Golf's Big Roar
Tiger Woods primed to shatter Jack Nicklaus' Majors record: This win is no joke
The doubters are already trying to rally, to paint Tiger Woods' easy victory at Bay Hill as some sort of momentary blip. It's only one tournament, they cry. He still isn't any closer to Jack, they remind.
Hogwash. And you get the sense that most of them know it too.
Tiger Woods was always going to come back. Jack Nicklaus' record for Major wins was only enjoying a temporary reprieve. This idea that Woods wouldn't reach and pass 18 because he'd driven himself off course when he drove into the fire hydrant on that fateful November night always rang out as more laughable than real.
Woods is fine, and he's always been fine when it comes to golf. He'll win at least one Major this year, and don't discount the idea of him snaring two.
Every golfer — even the legends or legends — goes through a slump at some point in their career. Nicklaus only won one major in four years in one stretch (1976, 1977, 1978, 1979). He won only one in another three-year stretch (1967 through 1969).
Tiger's slump just happen to coincide with his outing as Don Draper-level philanderer and the destruction of his marriage. That link was always more happenstance than cause and effect.
Woods is fine, and he's always been fine when it comes to golf. He'll win at least one Major this year, and don't discount the idea of him snaring two, which would send the hype spiraling back into overdrive. Nicklaus' record is as endangered as ever.
Nicklaus knows better than anyone.
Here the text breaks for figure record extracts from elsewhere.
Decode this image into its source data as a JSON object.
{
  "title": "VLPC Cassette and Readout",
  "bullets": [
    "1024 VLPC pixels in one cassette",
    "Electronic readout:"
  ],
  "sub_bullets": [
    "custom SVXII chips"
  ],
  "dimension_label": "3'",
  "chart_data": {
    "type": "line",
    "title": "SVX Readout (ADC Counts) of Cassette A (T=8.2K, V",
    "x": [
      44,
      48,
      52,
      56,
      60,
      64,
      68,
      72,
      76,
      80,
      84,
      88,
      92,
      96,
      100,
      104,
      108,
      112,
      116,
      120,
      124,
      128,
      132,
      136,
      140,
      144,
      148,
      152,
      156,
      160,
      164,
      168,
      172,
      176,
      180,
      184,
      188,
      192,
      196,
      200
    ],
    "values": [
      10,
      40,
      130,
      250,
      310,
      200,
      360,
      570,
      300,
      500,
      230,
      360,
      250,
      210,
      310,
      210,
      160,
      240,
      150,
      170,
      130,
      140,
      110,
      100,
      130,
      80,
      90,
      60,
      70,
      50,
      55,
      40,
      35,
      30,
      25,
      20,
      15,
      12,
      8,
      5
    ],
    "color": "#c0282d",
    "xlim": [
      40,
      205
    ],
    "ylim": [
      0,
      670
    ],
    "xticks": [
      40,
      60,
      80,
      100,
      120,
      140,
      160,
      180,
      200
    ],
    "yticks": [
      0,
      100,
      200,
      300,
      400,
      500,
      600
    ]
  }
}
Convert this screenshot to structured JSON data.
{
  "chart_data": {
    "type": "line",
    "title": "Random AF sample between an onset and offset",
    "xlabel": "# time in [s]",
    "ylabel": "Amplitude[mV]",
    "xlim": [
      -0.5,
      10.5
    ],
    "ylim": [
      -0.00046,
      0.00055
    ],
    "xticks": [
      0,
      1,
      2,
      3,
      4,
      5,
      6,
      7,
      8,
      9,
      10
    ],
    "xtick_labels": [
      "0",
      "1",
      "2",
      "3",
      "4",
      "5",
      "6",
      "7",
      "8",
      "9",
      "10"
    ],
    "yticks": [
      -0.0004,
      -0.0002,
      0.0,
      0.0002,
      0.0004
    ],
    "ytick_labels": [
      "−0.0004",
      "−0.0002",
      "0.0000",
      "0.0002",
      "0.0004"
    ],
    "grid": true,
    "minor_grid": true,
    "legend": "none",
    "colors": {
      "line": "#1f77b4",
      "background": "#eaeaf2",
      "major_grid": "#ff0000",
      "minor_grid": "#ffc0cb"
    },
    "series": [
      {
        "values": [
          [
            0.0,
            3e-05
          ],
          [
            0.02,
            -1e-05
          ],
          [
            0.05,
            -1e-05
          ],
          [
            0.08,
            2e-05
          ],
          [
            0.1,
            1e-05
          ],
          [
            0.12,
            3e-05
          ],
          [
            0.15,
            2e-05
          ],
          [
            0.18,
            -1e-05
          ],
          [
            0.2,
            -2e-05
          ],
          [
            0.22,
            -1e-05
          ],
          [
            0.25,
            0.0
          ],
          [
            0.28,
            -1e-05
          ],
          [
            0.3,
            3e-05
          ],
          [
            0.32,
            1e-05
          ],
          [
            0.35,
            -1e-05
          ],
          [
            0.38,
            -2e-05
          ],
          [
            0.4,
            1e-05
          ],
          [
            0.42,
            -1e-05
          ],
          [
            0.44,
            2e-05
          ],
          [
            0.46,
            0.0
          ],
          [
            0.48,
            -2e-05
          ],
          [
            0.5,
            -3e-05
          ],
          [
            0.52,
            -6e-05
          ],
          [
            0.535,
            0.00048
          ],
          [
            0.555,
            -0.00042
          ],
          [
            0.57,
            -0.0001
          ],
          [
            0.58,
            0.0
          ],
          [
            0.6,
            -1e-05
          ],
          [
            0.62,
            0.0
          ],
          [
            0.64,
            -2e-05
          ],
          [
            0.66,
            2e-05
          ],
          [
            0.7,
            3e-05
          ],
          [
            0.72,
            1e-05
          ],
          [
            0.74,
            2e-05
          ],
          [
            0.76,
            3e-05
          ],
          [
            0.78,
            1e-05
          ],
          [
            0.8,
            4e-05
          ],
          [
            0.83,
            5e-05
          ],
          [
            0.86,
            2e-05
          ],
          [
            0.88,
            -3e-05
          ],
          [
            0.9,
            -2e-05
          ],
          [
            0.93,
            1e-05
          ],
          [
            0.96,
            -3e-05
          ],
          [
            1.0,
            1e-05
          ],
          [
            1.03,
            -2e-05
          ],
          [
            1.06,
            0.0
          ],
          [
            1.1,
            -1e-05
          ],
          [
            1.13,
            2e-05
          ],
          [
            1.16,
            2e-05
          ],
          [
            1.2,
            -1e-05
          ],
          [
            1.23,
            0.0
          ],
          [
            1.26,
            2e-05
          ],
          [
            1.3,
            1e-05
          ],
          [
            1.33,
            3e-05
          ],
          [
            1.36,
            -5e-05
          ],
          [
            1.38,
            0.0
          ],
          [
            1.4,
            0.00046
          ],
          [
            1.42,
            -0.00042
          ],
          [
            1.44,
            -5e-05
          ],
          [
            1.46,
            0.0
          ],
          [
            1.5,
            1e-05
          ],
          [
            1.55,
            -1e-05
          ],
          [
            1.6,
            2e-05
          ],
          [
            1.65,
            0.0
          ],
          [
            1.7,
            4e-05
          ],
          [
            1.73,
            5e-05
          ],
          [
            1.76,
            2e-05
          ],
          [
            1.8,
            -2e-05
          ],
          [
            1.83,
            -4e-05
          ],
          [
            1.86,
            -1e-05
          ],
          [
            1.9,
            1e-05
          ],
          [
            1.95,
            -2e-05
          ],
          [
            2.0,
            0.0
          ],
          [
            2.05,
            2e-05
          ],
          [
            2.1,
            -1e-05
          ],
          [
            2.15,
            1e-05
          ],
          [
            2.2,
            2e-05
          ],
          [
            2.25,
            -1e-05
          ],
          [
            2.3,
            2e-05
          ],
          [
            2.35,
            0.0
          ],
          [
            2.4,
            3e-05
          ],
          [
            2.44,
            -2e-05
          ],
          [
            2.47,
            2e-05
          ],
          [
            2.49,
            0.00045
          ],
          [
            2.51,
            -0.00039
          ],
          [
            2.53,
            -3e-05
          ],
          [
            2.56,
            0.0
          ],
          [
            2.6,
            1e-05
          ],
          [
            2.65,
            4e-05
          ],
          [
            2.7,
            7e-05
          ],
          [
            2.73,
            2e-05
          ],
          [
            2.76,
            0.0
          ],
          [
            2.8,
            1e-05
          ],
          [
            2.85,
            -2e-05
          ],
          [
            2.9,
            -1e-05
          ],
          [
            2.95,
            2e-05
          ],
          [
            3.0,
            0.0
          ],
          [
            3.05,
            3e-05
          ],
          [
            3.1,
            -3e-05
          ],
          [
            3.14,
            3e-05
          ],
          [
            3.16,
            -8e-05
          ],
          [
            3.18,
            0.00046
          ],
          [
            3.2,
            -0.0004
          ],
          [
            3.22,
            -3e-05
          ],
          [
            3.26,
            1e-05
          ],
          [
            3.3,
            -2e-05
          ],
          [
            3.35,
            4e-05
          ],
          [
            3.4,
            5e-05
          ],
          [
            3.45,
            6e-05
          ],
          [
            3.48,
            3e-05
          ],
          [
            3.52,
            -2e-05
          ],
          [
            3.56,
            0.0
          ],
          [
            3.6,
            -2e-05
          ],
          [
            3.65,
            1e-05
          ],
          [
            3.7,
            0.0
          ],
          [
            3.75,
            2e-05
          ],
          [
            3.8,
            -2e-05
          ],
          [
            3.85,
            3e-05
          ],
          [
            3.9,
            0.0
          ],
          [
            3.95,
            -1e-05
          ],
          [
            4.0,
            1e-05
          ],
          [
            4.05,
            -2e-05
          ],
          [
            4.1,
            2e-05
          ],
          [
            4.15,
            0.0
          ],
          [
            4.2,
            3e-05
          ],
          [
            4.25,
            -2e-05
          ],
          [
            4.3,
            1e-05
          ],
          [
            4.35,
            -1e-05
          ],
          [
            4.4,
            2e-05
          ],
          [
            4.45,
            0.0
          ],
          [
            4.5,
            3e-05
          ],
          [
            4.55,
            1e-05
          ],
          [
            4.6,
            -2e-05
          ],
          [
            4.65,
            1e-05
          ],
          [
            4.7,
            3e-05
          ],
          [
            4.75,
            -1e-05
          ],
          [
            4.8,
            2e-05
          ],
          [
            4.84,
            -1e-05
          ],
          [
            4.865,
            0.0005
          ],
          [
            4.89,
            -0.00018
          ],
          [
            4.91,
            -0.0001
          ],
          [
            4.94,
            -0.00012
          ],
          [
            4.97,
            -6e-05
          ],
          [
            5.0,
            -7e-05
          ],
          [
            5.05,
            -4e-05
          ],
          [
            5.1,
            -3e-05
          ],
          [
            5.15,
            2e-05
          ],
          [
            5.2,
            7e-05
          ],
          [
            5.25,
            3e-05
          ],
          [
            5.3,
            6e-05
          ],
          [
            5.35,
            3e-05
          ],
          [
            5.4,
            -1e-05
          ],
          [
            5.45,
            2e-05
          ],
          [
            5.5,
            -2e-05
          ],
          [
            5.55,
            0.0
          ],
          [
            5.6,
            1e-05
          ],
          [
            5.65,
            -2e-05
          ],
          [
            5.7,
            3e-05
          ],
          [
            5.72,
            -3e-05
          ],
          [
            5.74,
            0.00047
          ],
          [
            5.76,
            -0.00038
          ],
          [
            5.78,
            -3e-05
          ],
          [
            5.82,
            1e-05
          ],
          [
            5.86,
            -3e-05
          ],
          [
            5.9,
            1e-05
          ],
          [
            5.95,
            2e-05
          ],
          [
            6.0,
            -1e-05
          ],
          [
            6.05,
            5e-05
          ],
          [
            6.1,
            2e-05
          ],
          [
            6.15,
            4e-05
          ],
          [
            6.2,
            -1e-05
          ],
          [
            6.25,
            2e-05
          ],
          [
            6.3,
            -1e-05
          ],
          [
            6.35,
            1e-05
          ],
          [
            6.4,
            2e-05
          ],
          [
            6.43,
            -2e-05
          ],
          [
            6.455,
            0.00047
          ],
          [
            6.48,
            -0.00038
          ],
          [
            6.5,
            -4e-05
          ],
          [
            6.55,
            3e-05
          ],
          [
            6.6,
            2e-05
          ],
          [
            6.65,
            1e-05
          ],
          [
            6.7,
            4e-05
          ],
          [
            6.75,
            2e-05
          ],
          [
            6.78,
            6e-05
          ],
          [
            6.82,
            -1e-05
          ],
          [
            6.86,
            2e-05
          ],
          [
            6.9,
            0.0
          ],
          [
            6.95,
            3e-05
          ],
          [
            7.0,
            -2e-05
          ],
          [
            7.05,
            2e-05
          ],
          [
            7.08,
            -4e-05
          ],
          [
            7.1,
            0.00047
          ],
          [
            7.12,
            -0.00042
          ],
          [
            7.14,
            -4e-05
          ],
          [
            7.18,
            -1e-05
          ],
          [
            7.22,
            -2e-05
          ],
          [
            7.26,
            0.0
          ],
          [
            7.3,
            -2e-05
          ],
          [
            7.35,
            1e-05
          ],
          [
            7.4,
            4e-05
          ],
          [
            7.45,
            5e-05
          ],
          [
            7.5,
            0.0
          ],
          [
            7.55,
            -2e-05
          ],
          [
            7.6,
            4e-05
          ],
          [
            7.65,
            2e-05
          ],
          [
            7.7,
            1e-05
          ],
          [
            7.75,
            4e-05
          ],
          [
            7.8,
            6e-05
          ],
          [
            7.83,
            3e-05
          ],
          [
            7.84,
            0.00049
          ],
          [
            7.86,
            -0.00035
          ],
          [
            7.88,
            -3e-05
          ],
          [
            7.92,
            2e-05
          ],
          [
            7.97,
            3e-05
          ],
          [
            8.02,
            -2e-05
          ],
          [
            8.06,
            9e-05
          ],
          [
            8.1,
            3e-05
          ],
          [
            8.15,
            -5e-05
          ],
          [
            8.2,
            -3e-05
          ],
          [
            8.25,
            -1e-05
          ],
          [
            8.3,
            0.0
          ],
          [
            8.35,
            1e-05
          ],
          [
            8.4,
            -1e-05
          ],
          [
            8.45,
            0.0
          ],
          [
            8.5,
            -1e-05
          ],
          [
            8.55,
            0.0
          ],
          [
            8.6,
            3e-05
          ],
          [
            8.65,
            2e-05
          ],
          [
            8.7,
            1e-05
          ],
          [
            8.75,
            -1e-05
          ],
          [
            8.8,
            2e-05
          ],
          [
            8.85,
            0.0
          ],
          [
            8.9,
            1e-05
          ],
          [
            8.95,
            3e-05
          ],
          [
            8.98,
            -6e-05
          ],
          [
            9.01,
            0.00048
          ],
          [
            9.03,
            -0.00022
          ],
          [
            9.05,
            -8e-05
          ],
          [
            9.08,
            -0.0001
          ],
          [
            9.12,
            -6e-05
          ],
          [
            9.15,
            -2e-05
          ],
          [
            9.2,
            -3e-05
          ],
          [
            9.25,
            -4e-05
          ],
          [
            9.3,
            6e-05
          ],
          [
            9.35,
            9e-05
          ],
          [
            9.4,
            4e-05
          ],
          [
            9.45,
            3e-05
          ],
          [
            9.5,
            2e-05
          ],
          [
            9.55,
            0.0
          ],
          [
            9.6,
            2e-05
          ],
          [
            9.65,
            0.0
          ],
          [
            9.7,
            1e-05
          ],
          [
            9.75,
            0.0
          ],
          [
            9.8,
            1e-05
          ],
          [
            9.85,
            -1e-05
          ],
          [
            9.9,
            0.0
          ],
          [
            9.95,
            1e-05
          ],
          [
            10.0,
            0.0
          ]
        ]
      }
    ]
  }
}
He "came back" from his four-year lag to win two Majors in 1980 — though he never had to answer as many "slump" question as Tiger has. Snapping his PGA Tour victory drought at 923 days and 27 tournaments wasn't as important as how Tiger did it. With ease.
"I just never got close to him," second place Graeme McDowell said in the press conference.
Sound familiar? There's been a lot of boasting from other PGA Tour pros on how they no longer fear Woods. Just wait till he wins a few more. That fear isn't as close to as dead as many think.
The side effect of Tiger's return to winning is that golf suddenly matters again. TV ratings for NBC's golf skyrocketed Sunday while the competing NCAA Tournament (one of the least interesting Big Dances in recent memory) plummeted. You don't want to be competing against Tiger for eyeballs either.
This is all good timing for the Shell Houston Open, which runs this week at Redstone Golf Club in its now-traditional week before the Masters date. Woods will not be in Houston (again). But his win still brings more attention to golf and any tournament that follows. Reporters will be out at Redstone to ask Phil Mickelson about Tiger, adding to the buildup of a tourney that always lures mammoth galleries.
There is nothing like Tiger — even if he's just a shadow from afar.
I've covered Michael Jordan in his prime, had a press box perch for the New York Yankees' run of four World Championships in five years and been at some classic NFL playoff games, but none of those compare to the electricity of covering Tiger Woods in the 2008 U.S. Open when he won that 90-hole marathon on one leg at Torrey Pines. Tiger Woods is the transcendent athlete of our times.
The days of being able to discount him as the ultimate champion will be long gone soon. Tiger Woods is still set to bulldoze Jack. As he always was.